Using scala 2.12.8 this would not compile without a cast:
trait Content
case object A extends Content
case class B(i: Int) extends Content
def asList[C <: Content](content: C): List[C] = content match {
case A => List(A) // compiles
case b: B => List(b) // does not compile
}
type mismatch;
found : b.type (with underlying type Playground.this.B)
required: C
Here's a Scastie link to the problem: https://scastie.scala-lang.org/JIziYOYNTwKoZpdCIPCvdQ
Why is working for the case object and not for the case class? How can I make it work for the case class?

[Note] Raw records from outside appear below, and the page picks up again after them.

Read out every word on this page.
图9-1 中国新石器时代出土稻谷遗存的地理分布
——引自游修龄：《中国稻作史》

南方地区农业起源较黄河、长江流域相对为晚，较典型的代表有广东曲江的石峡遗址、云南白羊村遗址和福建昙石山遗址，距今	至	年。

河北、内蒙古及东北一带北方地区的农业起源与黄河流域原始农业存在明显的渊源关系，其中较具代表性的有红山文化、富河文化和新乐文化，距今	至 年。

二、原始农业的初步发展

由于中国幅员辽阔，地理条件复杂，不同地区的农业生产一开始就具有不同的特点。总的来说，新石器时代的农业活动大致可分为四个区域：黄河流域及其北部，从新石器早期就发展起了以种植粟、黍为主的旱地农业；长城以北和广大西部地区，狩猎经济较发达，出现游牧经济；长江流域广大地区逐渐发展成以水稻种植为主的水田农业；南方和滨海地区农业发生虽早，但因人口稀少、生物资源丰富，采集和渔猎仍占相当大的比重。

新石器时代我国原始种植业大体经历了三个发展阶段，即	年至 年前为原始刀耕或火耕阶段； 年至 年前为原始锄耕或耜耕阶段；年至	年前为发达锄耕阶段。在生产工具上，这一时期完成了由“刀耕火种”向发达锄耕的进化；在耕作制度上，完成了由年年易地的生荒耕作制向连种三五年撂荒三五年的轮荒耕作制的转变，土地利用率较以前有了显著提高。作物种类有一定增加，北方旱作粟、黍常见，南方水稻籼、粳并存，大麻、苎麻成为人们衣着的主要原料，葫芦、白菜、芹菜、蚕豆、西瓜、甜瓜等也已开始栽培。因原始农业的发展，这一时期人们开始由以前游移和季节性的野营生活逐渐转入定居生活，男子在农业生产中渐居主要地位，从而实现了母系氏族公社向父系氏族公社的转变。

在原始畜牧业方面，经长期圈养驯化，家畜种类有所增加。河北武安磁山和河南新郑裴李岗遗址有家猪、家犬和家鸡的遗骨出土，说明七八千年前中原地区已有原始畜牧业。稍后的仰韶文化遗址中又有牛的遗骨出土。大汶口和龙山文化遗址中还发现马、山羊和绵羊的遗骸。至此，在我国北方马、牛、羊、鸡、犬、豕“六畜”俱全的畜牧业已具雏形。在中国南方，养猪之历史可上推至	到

The first answers made me realize I oversimplified my problem, here's an updated version :
sealed trait Content
case object A extends Content
final case class B(i: Int) extends Content
sealed trait Container[+C <: Content]
case class ContainerA(content: A.type) extends Container[A.type]
case class ContainerB(content: B) extends Container[B]
object Container {
def apply[C <: Content](content: C): Container[C] = content match {
case A => ContainerA(A) // compiles
case b: B => ContainerB(b) // does not compile
}
}
Scastie link: https://scastie.scala-lang.org/TDlJM5SYSwGl2gmQPvKEXQ
C cannot be a subtype of B since B is final.
C cannot be a subtype of B since B is final.
Wrong!
Singleton types of B instances are subtypes of B:
val b = B(0)
val container: Container[b.type] = Container[b.type](b)
Since ContainerB doesn't extend Container[b.type], it can't be returned by the last line. And it can't be changed so that it does;
case class ContainerB(content: B) extends Container[content.type]
is not legal in Scala.
Null is also a subtype of B and you can create a similar example. And so are refinement types like B { type T = Int }.
Other subtypes which are probably irrelevant because they don't have instances: Nothing, compound types like B with Iterable[Int]...